British Columbia

Construction to begin this year on $4B project including Massey Tunnel, Steveston interchange

The B.C. government says it's chosen a main contractor for part of the major $4.15-billion project to replace the 62-year-old George Massey Tunnel and build an interchange.

2 of new tunnel's 8 lanes will be for public transit buses; separate paths included for cyclists, pedestrians

The George Massey Tunnel during rush hour in Richmond, B.C. in April 2019. The province says construction to improve traffic between Delta and Richmond remains on track to start this year, part of a project that includes replacing the tunnel. (Ben Nelms/CBC)

Construction to improve traffic between Delta and Richmond remains on track to start this year, the B.C. government said Friday — part of a major project that includes replacing the 62-year-old George Massey Tunnel.

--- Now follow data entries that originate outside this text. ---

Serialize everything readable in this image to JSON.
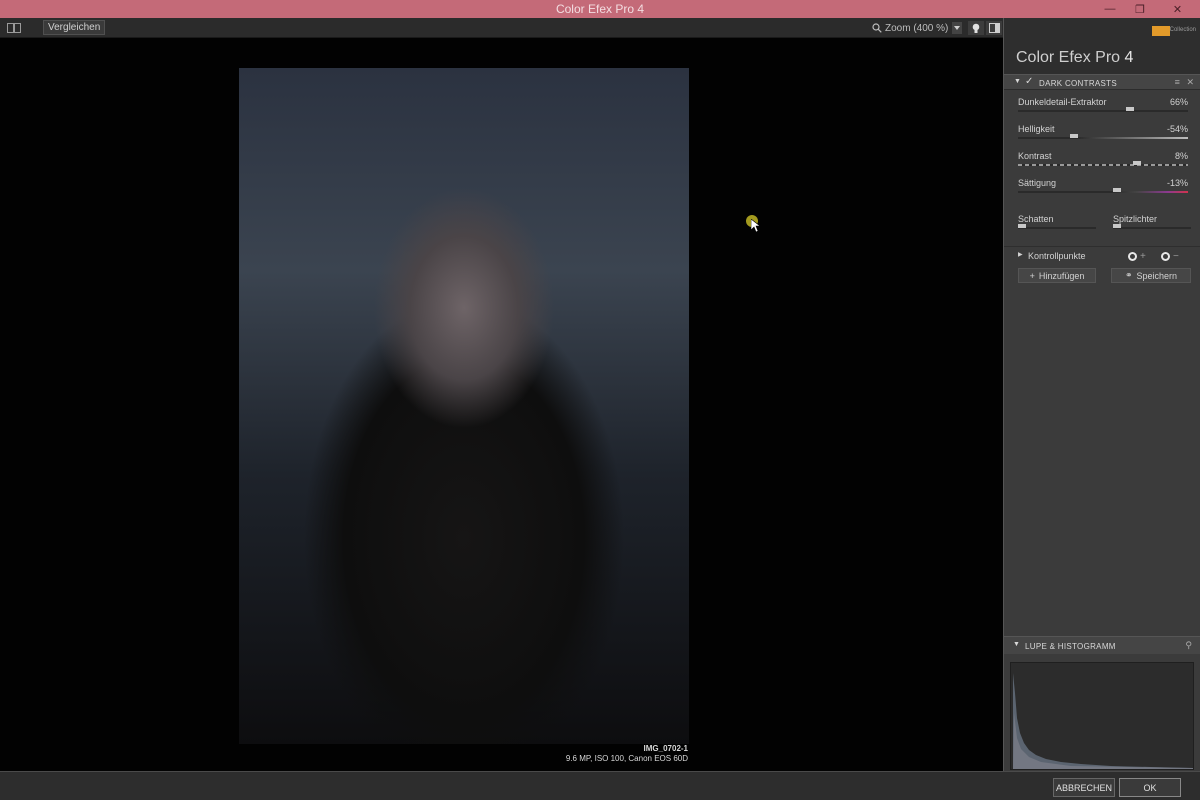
{
  "window": {
    "title": "Color Efex Pro 4"
  },
  "toolbar": {
    "compare_label": "Vergleichen",
    "zoom_label": "Zoom (400 %)"
  },
  "image": {
    "name": "IMG_0702-1",
    "meta": "9.6 MP, ISO 100, Canon EOS 60D"
  },
  "panel": {
    "brand_name": "Color Efex Pro",
    "brand_version": "4",
    "logo_text": "Collection",
    "filter_name": "DARK CONTRASTS",
    "sliders": [
      {
        "label": "Dunkeldetail-Extraktor",
        "value": "66%",
        "level": 0.66
      },
      {
        "label": "Helligkeit",
        "value": "-54%",
        "level": 0.33
      },
      {
        "label": "Kontrast",
        "value": "8%",
        "level": 0.7
      },
      {
        "label": "Sättigung",
        "value": "-13%",
        "level": 0.58
      }
    ],
    "shadows_label": "Schatten",
    "highlights_label": "Spitzlichter",
    "control_points_label": "Kontrollpunkte",
    "add_label": "Hinzufügen",
    "save_label": "Speichern",
    "loupe_label": "LUPE & HISTOGRAMM"
  },
  "footer": {
    "cancel_label": "ABBRECHEN",
    "ok_label": "OK"
  },
  "colors": {
    "titlebar": "#c46a78",
    "panel_bg": "#3b3b3b",
    "accent_logo": "#e29a2a"
  }
}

At a press conference, Transportation and Infrastructure Minister Rob Fleming said his government selected a "preferred proponent" last week to design and build the Steveston interchange, a key part of improvements to Highway 99.

"When we have the new tunnel in place, we know that travel for drivers and people using public transit will be better and more reliable and quicker," Fleming told reporters near the construction site in Richmond on Friday.

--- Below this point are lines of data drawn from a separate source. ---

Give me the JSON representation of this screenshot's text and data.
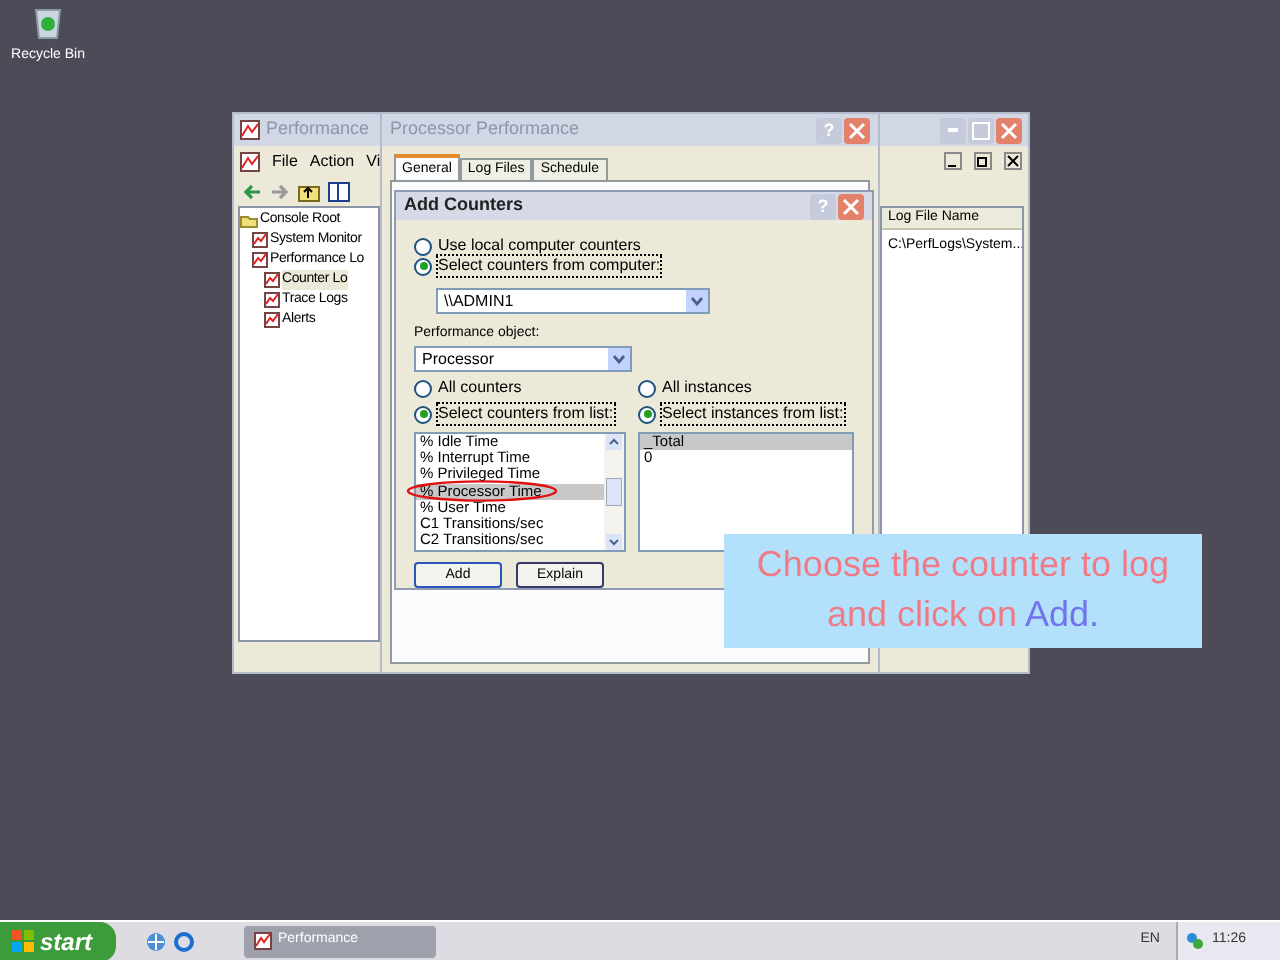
{
  "desktop_icons": [
    {
      "label": "Recycle Bin"
    }
  ],
  "mmc_window": {
    "title": "Performance",
    "menu": [
      "File",
      "Action",
      "Vi"
    ],
    "tree": [
      {
        "label": "Console Root",
        "selected": false,
        "children": [
          {
            "label": "System Monitor",
            "selected": false
          },
          {
            "label": "Performance Lo",
            "selected": false,
            "children": [
              {
                "label": "Counter Lo",
                "selected": true
              },
              {
                "label": "Trace Logs",
                "selected": false
              },
              {
                "label": "Alerts",
                "selected": false
              }
            ]
          }
        ]
      }
    ],
    "list": {
      "columns": [
        "Log File Name"
      ],
      "rows": [
        [
          "C:\\PerfLogs\\System..."
        ]
      ]
    }
  },
  "properties_dialog": {
    "title": "Processor Performance",
    "help_button": "?",
    "tabs": [
      {
        "label": "General",
        "selected": true
      },
      {
        "label": "Log Files",
        "selected": false
      },
      {
        "label": "Schedule",
        "selected": false
      }
    ]
  },
  "add_counters": {
    "title": "Add Counters",
    "help_button": "?",
    "source_options": [
      {
        "label": "Use local computer counters",
        "selected": false
      },
      {
        "label": "Select counters from computer:",
        "selected": true
      }
    ],
    "computer": "\\\\ADMIN1",
    "object_label": "Performance object:",
    "object": "Processor",
    "counter_modes": [
      {
        "label": "All counters",
        "selected": false
      },
      {
        "label": "Select counters from list:",
        "selected": true
      }
    ],
    "instance_modes": [
      {
        "label": "All instances",
        "selected": false
      },
      {
        "label": "Select instances from list:",
        "selected": true
      }
    ],
    "counters": [
      {
        "label": "% Idle Time",
        "selected": false
      },
      {
        "label": "% Interrupt Time",
        "selected": false
      },
      {
        "label": "% Privileged Time",
        "selected": false
      },
      {
        "label": "% Processor Time",
        "selected": true
      },
      {
        "label": "% User Time",
        "selected": false
      },
      {
        "label": "C1 Transitions/sec",
        "selected": false
      },
      {
        "label": "C2 Transitions/sec",
        "selected": false
      }
    ],
    "instances": [
      {
        "label": "_Total",
        "selected": true
      },
      {
        "label": "0",
        "selected": false
      }
    ],
    "buttons": [
      "Add",
      "Explain"
    ]
  },
  "caption": {
    "text": "Choose the counter to log and click on",
    "highlight": "Add."
  },
  "taskbar": {
    "start": "start",
    "tasks": [
      {
        "label": "Performance",
        "selected": true
      }
    ],
    "language": "EN",
    "clock": "11:26"
  }
}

"More capacity through the tunnel, combined with our Highway 99 improvements, will allow vehicles to move faster and save significant travel time."

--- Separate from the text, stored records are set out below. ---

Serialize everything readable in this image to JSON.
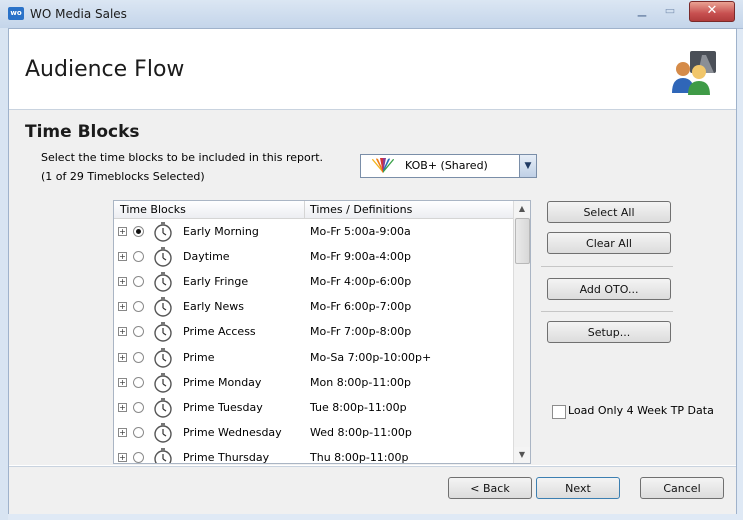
{
  "window": {
    "app_icon_text": "wo",
    "title": "WO Media Sales",
    "close_glyph": "✕"
  },
  "header": {
    "title": "Audience Flow"
  },
  "section": {
    "title": "Time Blocks",
    "instruction": "Select the time blocks to be included in this report.",
    "selection_count": "(1 of 29 Timeblocks Selected)"
  },
  "station": {
    "label": "KOB+ (Shared)",
    "icon": "nbc-peacock-icon"
  },
  "list": {
    "columns": [
      "Time Blocks",
      "Times / Definitions"
    ],
    "rows": [
      {
        "name": "Early Morning",
        "time": "Mo-Fr 5:00a-9:00a",
        "selected": true
      },
      {
        "name": "Daytime",
        "time": "Mo-Fr 9:00a-4:00p",
        "selected": false
      },
      {
        "name": "Early Fringe",
        "time": "Mo-Fr 4:00p-6:00p",
        "selected": false
      },
      {
        "name": "Early News",
        "time": "Mo-Fr 6:00p-7:00p",
        "selected": false
      },
      {
        "name": "Prime Access",
        "time": "Mo-Fr 7:00p-8:00p",
        "selected": false
      },
      {
        "name": "Prime",
        "time": "Mo-Sa 7:00p-10:00p+",
        "selected": false
      },
      {
        "name": "Prime Monday",
        "time": "Mon 8:00p-11:00p",
        "selected": false
      },
      {
        "name": "Prime Tuesday",
        "time": "Tue 8:00p-11:00p",
        "selected": false
      },
      {
        "name": "Prime Wednesday",
        "time": "Wed 8:00p-11:00p",
        "selected": false
      },
      {
        "name": "Prime Thursday",
        "time": "Thu 8:00p-11:00p",
        "selected": false
      }
    ]
  },
  "actions": {
    "select_all": "Select All",
    "clear_all": "Clear All",
    "add_oto": "Add OTO...",
    "setup": "Setup...",
    "load_only_label": "Load Only 4 Week TP Data"
  },
  "footer": {
    "back": "< Back",
    "next": "Next",
    "cancel": "Cancel"
  }
}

The project is budgeted to cost at least $4.15 billion.

Last month, the province announced it had signed nine contracts for "technical and engineering" expertise towards the project.

Two of the new tunnel's eight lanes will be dedicated to public transit buses, and there will be separate pathways for cyclists and pedestrians.

Delta Mayor George Harvie said he is looking forward to dedicated transit lanes that are planned with the bridge, in addition to cyclist and pedestrian paths.

"Delta has always been under-served with transit," Harvie said. "It's very difficult for us to have more transit systems [and] more buses, but we need them.

"Deltans want to get out of their cars, and this project is going to make that happen."

But Richmond Mayor Malcolm Brodie said the project's environmental assessment could take a significant amount of time.

"It would be inconceivable to have this new facility and not allow for the pedestrians and the cyclist who want to use the alternative forms of transportation," Brodie said.

The 62-year-old Massey Tunnel, pictured here. Two of the new tunnel's eight lanes will be dedicated to public transit buses, and there will also be pathways for cyclists and pedestrians. (Frederic Gagnon/CBC)

Most rush hours in the Lower Mainland see heavy congestion in the tunnel.

The province earlier said it chose to replace the existing 62-year-old Massey Tunnel instead of building an eight-lane bridge, because the plan was endorsed by the regional district and minimized impacts on the surrounding area, including the river.

The plan has been politically controversial for years in the province. The former B.C. Liberal government promised to build a 10-lane bridge during their time in office, but the NDP put that plan on hold after taking office in 2017.

"We were never happy with this 10-lane bridge option that was advocated for so long," Fleming said on Friday.

In an earlier statement, the B.C. Liberal MLA for Delta-South, Ian Paton, said the proposed tunnel replacement will not offer any "real time savings" for motorists, but cost much more than the original bridge plan.

"Commuters deserve better than the decade of delays they've gotten from the NDP," Paton said last August. "We're facing years of construction on a project that will provide little long-term relief."

The new tunnel is expected to open to traffic in 2030, the NDP government said.